Abstract:
High altitude long endurance (HALE) unmanned aerial vehicles (UAV) could serve
as a platform to promote disruptive aircraft technologies in addition to set the stage
to sustain week-long flights with electronic equipment. Hydrogen fuel is essential
to meet the long-endurance requirement of low-speed HALE UAVs due to its high
energy content per unit mass—2.8 times greater than that of kerosene.
Hydrogen fuel could also be used to cryogenically cool the electric transmission
system in a turbo-electric and/or hybrid-electric distributed propulsion system. This
advanced propulsion system has the potential to affect all the aspects of a HALE
UAV, from how much power is required to sustain flight to how power is produced,
managed and distributed.

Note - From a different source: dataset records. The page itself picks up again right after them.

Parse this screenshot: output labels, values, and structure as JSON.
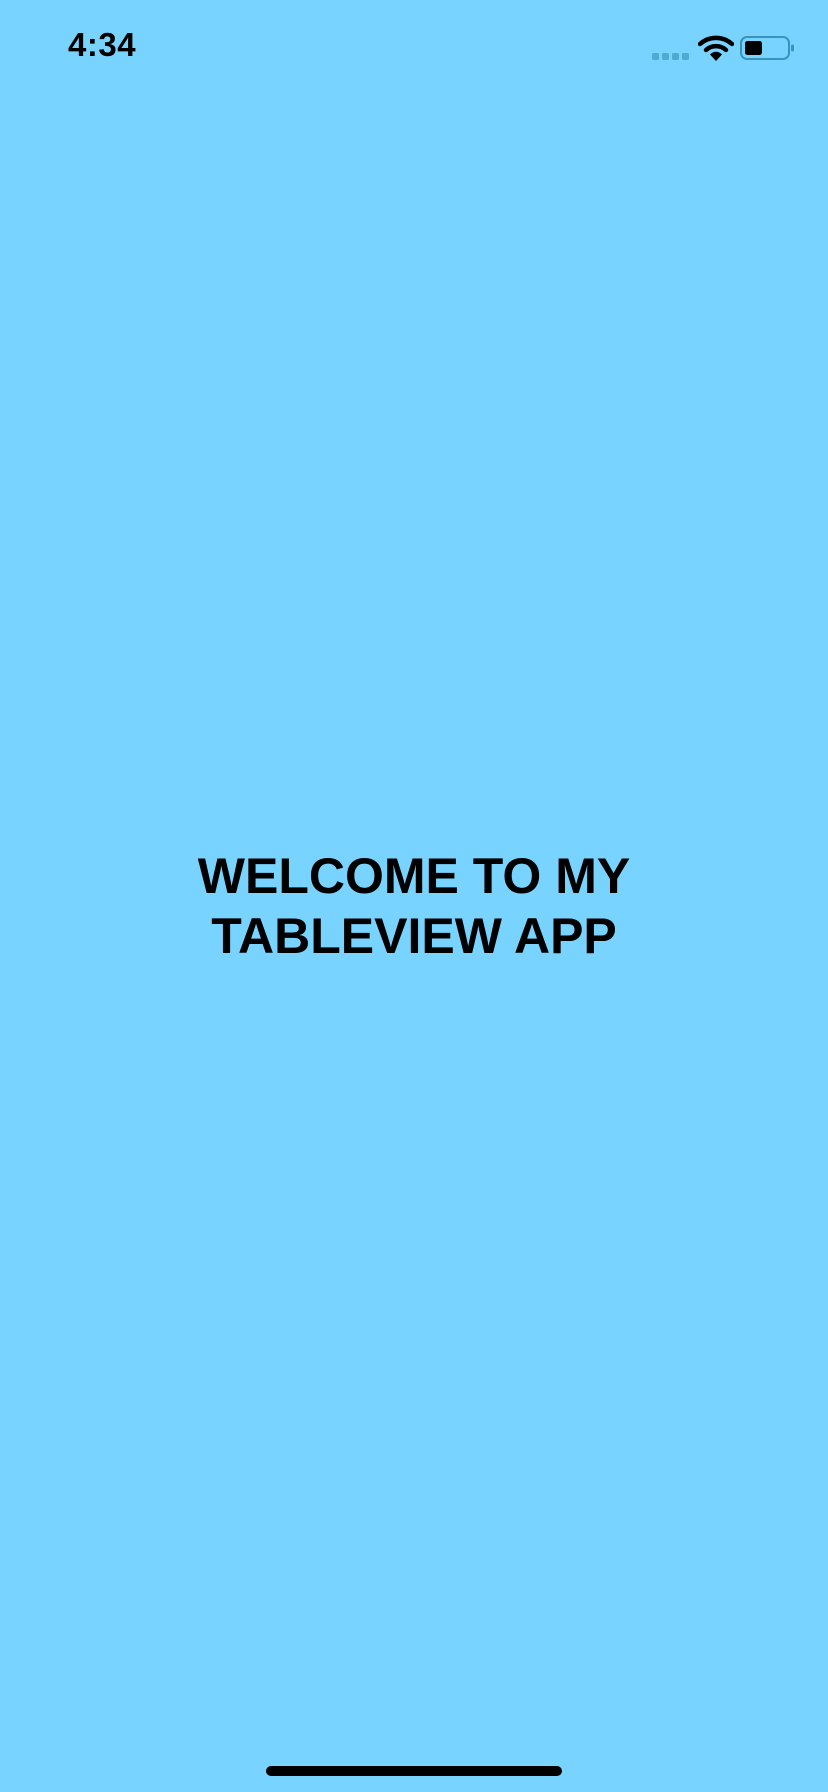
{
  "status_bar": {
    "time": "4:34",
    "icons": [
      "cellular-signal-icon",
      "wifi-icon",
      "battery-icon"
    ]
  },
  "main": {
    "welcome_line1": "WELCOME TO MY",
    "welcome_line2": "TABLEVIEW APP"
  },
  "colors": {
    "background": "#78D4FF",
    "text": "#000000"
  }
}
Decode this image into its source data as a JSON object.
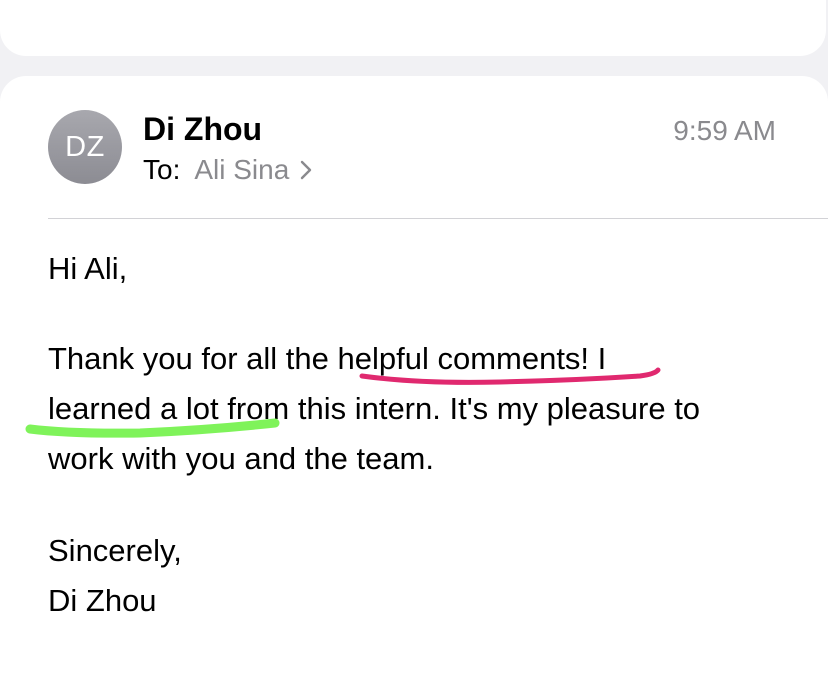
{
  "message": {
    "sender_name": "Di Zhou",
    "sender_initials": "DZ",
    "time": "9:59 AM",
    "to_label": "To:",
    "recipient": "Ali Sina",
    "greeting": "Hi Ali,",
    "body_lines": [
      "Thank you for all the helpful comments! I",
      "learned a lot from this intern. It's my pleasure to",
      "work with you and the team."
    ],
    "closing": "Sincerely,",
    "signature": "Di Zhou"
  },
  "icons": {
    "reply": "reply-arrow-icon",
    "chevron": "chevron-right-icon"
  },
  "colors": {
    "avatar": "#9a9aa0",
    "secondary_text": "#8a8a8e",
    "accent_blue": "#3478f6",
    "annotation_pink": "#e0296f",
    "annotation_green": "#7ff35a"
  }
}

However, in the literature there are no indications or
design rules about how an integrated airframe/distributed propulsion system should
be designed to maximise the integration synergies.

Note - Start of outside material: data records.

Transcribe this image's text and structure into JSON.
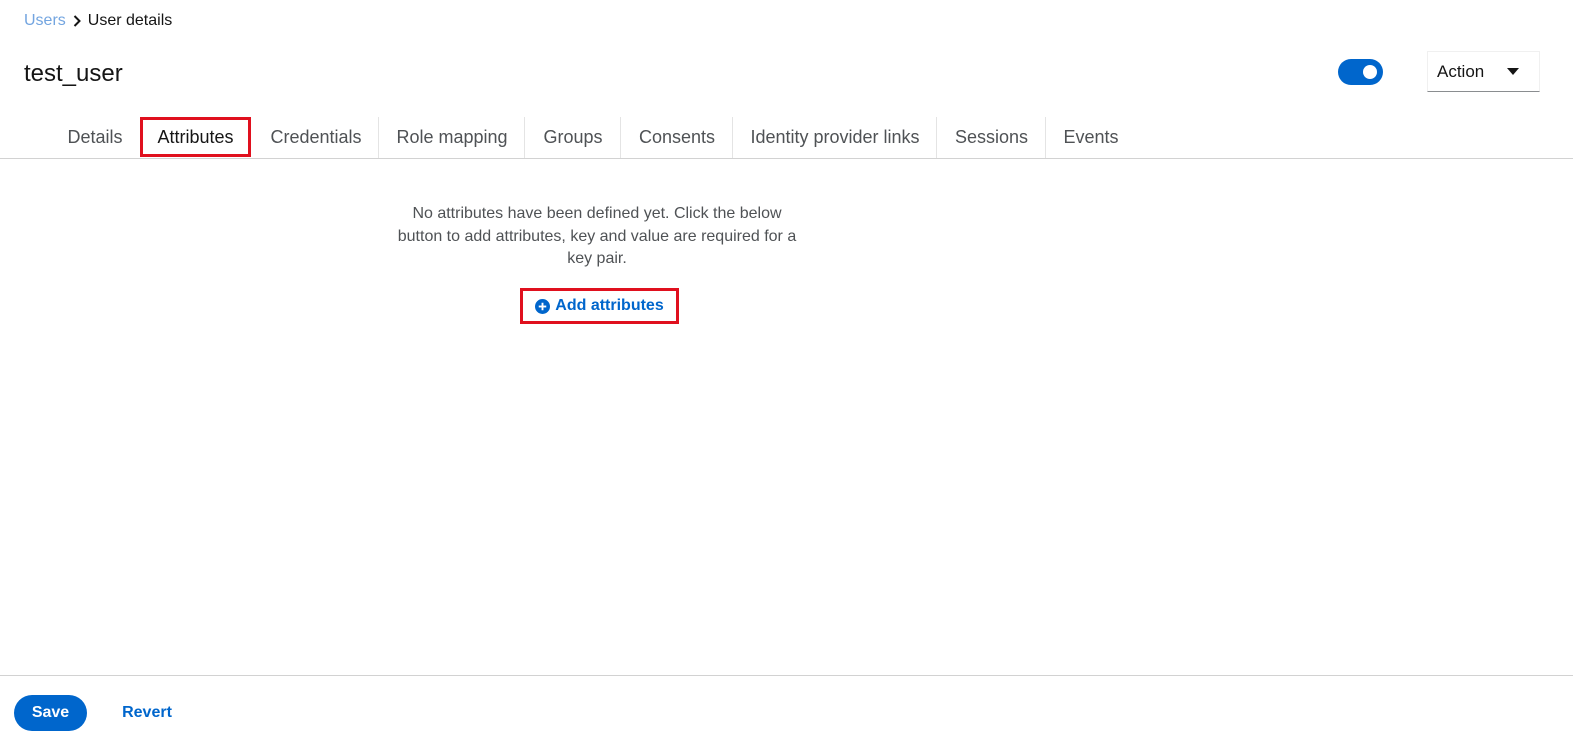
{
  "breadcrumb": {
    "parent": "Users",
    "current": "User details"
  },
  "header": {
    "title": "test_user",
    "enabled": true,
    "action_label": "Action"
  },
  "tabs": [
    {
      "label": "Details"
    },
    {
      "label": "Attributes",
      "active": true
    },
    {
      "label": "Credentials"
    },
    {
      "label": "Role mapping"
    },
    {
      "label": "Groups"
    },
    {
      "label": "Consents"
    },
    {
      "label": "Identity provider links"
    },
    {
      "label": "Sessions"
    },
    {
      "label": "Events"
    }
  ],
  "empty_state": {
    "message": "No attributes have been defined yet. Click the below button to add attributes, key and value are required for a key pair.",
    "button_label": "Add attributes",
    "button_icon": "plus-circle-icon"
  },
  "footer": {
    "save_label": "Save",
    "revert_label": "Revert"
  },
  "colors": {
    "primary": "#0066cc",
    "highlight": "#e0101e",
    "breadcrumb_link": "#73a5e0"
  }
}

The aim of this research was to identify a multi-disciplinary and multi-fidelity
methodology for design space exploration studies of distributed propulsion low-speed
HALE UAVs burning liquid hydrogen. The purpose of this methodology was to assess
how the aircraft power requirement, production, management, and distribution
are affected by the airframe selection, the distributed propulsion system and the
energy management system.
The results indicate that the slipstream-wing interaction of distributed propellers
could increase the maximum endurance by nearly 60% on a tube-and-wing airframe
for a given engine cycle. Superconductivity was assumed for the hydrogen-cooled
electric transmission system that links the core engine to the distributed propulsors.
These endurance benefits were three to four times greater than that of the series hybrid
energy management strategy and of the wave rotor hybrid cycles. As such,
the distributed propellers technology should be furthered investigated for both low-speed
HALE UAVs and other low-Mach applications.